Given the complex and often bitter political relationship between Goa and Portugal post the 1961 Liberation, Goa has given the event a complete miss. How should it have responded in your view?
It was unfortunate that the Salazar regime (Portuguese dictator Antonio de Oliveira Salazar) was not flexible enough to compromise and dialogue with newly independent India. It was a regime that was also blind to world developments and survived till 1974 causing much heartache to the Portuguese themselves. Goans cannot though deny the fact that Goa owes its unique identity, and consequently its statehood, to the colonial experience —- albeit that identity might have come from both good and bad experiences. The Portuguese republic in 1910 reduced the earlier restraints upon the Hindu population and extended to them the political benefits of liberalism. Goa could join Portugal this year in commemorating 100 years of this event. Goans should know that Portugal too has grown through harsh experiences of their own people. It would benefit Goans and the Portuguese to share these mutual experiences.
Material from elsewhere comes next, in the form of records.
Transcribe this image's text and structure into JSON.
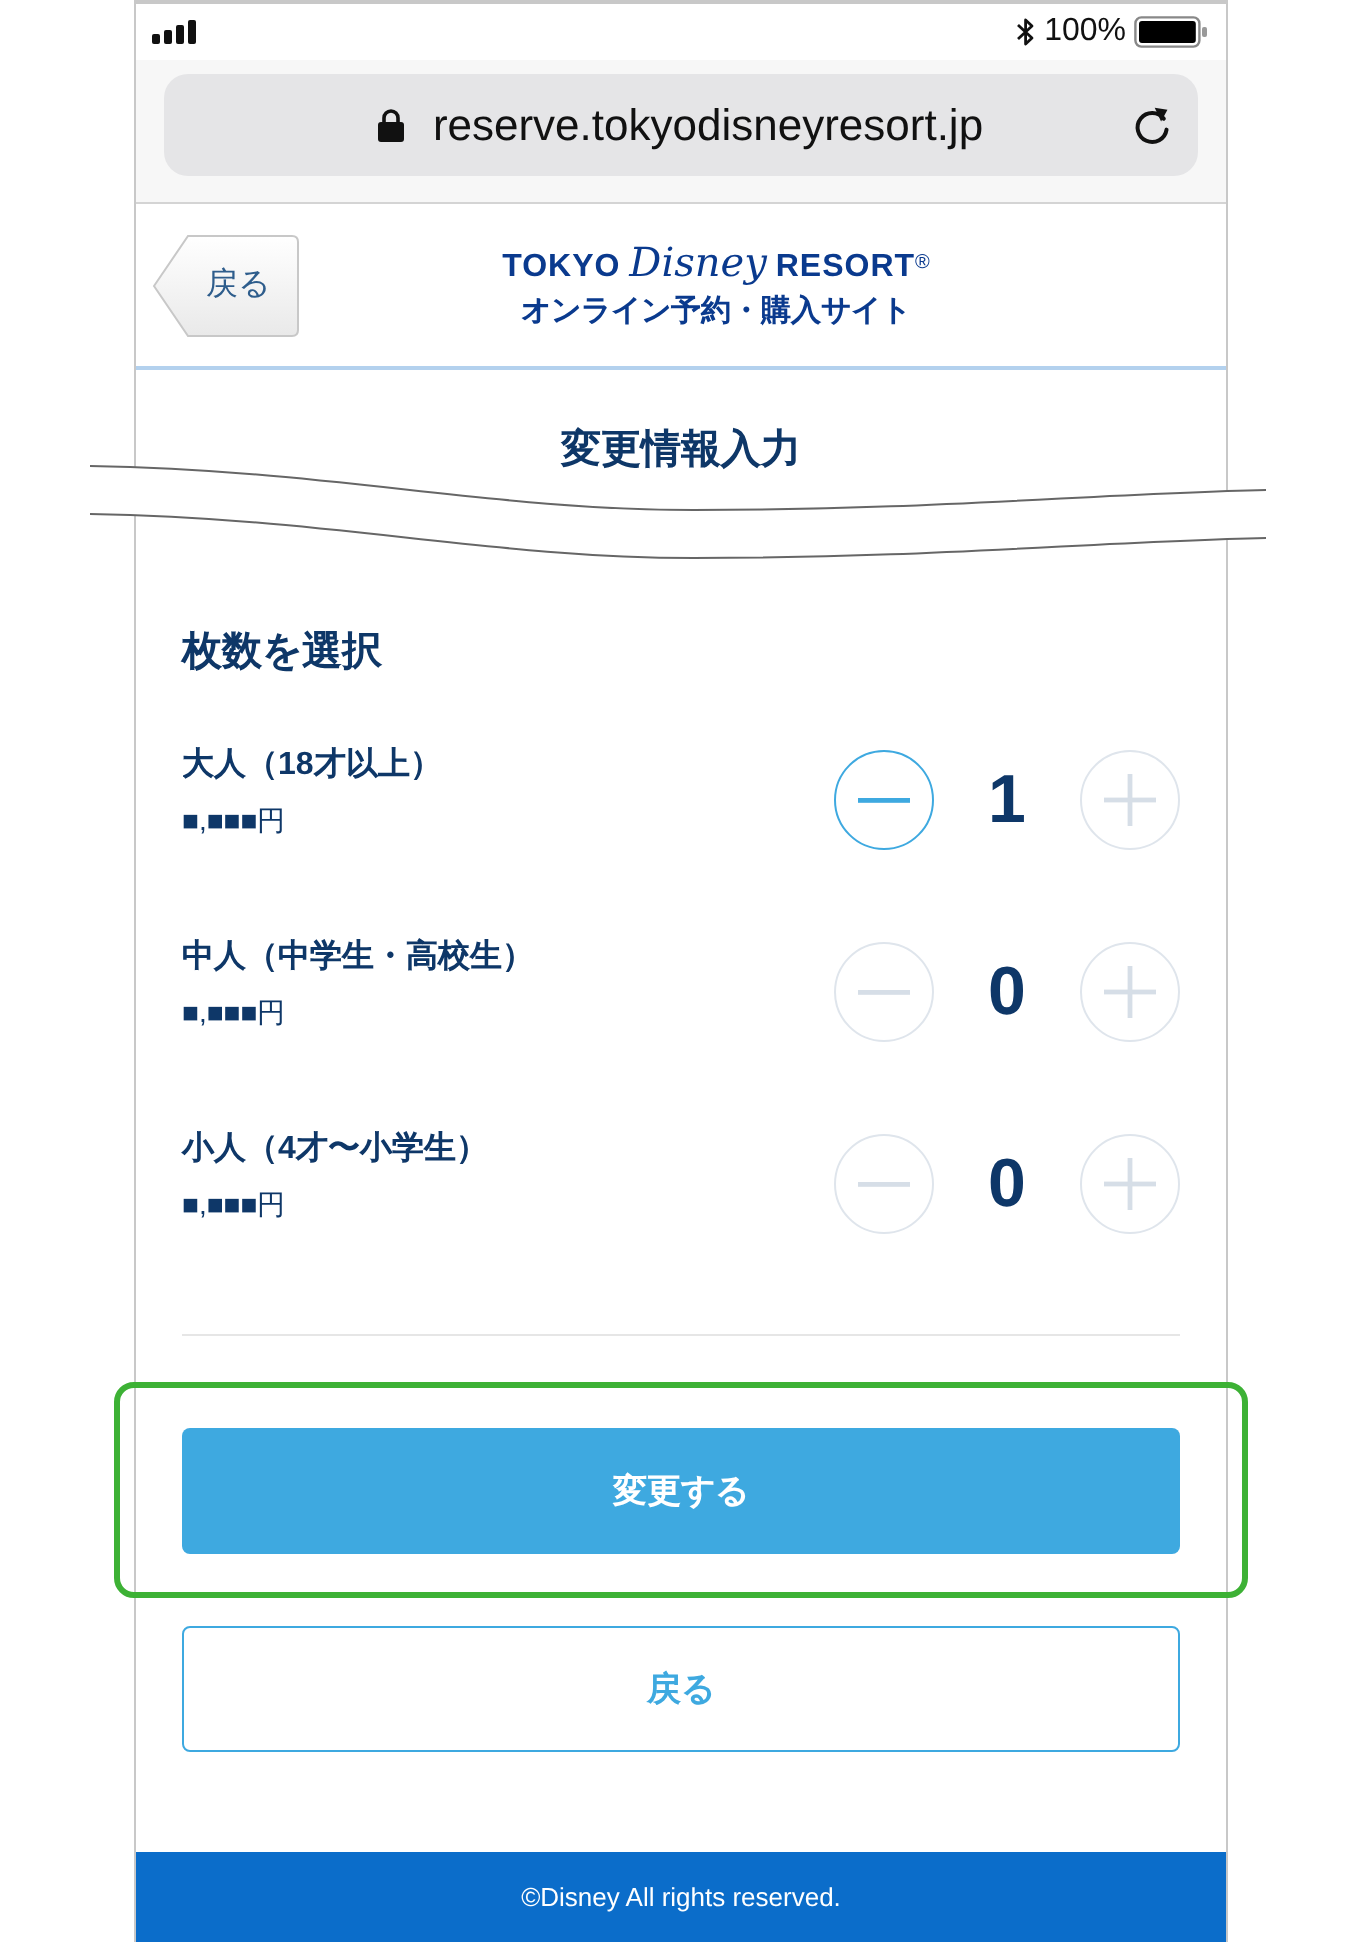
{
  "status_bar": {
    "battery_text": "100%"
  },
  "address_bar": {
    "url": "reserve.tokyodisneyresort.jp"
  },
  "header": {
    "back_button": "戻る",
    "logo": {
      "words": [
        "TOKYO",
        "Disney",
        "RESORT"
      ],
      "mark": "®",
      "subtitle": "オンライン予約・購入サイト"
    }
  },
  "page_title": "変更情報入力",
  "section_title": "枚数を選択",
  "ticket_types": [
    {
      "label": "大人（18才以上）",
      "price": "■,■■■円",
      "count": "1",
      "minus_disabled": false,
      "plus_disabled": true
    },
    {
      "label": "中人（中学生・高校生）",
      "price": "■,■■■円",
      "count": "0",
      "minus_disabled": true,
      "plus_disabled": true
    },
    {
      "label": "小人（4才〜小学生）",
      "price": "■,■■■円",
      "count": "0",
      "minus_disabled": true,
      "plus_disabled": true
    }
  ],
  "primary_button": {
    "label": "変更する",
    "highlighted": true
  },
  "secondary_button": {
    "label": "戻る"
  },
  "footer": {
    "copyright": "©Disney All rights reserved."
  }
}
Can you throw some light on the Goa Inquisition?
The Goa Inquisition has been studied, but most studies concentrate upon the victims of Jewish descent. They were the main targets of the tribunals of Inquisition everywhere. However, the number of native victims, though less harshly treated, was proportionately much larger. Even the lighter sentences were traumatic for the natives and disrupted their family and social lives. Many spent years in forced labour in galleys and gunpowder factories, which needed cheap labour for the needs of the empire. But the fear and panic caused by the Inquisition procedures drove many out of the territory. A lot more incisive research would be required to trace these cases.
Those accused of religious heresies and who refused to retract, or those accused of relapses in sodomy were the prime targets of death penalty. Many others were imprisoned and released with lighter sentences.
The Inquisition was established in Goa in 1560 at the behest of St Francis Xavier. Was he aware of the brutality of the Inquisition tribunal?
Francis Xavier and Simão Rodrigues, two founder-members of the Society of Jesus were together in Lisbon before Francis Xavier left for India. Both were asked to assist spiritually the prisoners of the Inquisition and were present at the very first auto-da-fé celebrated in Portugal in September 1540, at which 23 were absolved and two were condemned to be burnt, including a French cleric. Hence, Francis Xavier could not have been unaware of the brutality of the Inquisition.
There was a debate a few years ago about excavating the well of the Inquisition that lies buried under the lawns of the See Cathedral in Old Goa. The issue was never pursued for fear of hurting religious sentiments. Is historical truth not obscured by such an attitude?
All research related to the Inquisition that played havoc in the lives of Goans needs to be welcomed. The fears are generally unfounded. The Inquisition was not a religious institution, but essentially a political institution for disciplining all colonial subjects. I have more than once proposed the creation of an Inquisition Museum that could be a wonderful instrument of education and would even add to the income of cultural tourism. I think only a prolonged debate over this issue could clear the minds from unwarranted fears and sectarian prejudices.
Across Goa priceless stone carvings and ruins of pre-Portuguese temples lie unprotected and abandoned. What should be done about these?
The situation is much better today. Gritly von Miiterwalner, a German archeologist/anthropologist collected dozens of rare old stones — satikal and viragal — all over Goa, and handed them over to the Archaeological Survey of India in the mid 60s. This effort has to continue and perhaps local panchayats could be involved in protecting and displaying their cultural heritage. That could help carry cultural tourism to the hinterland.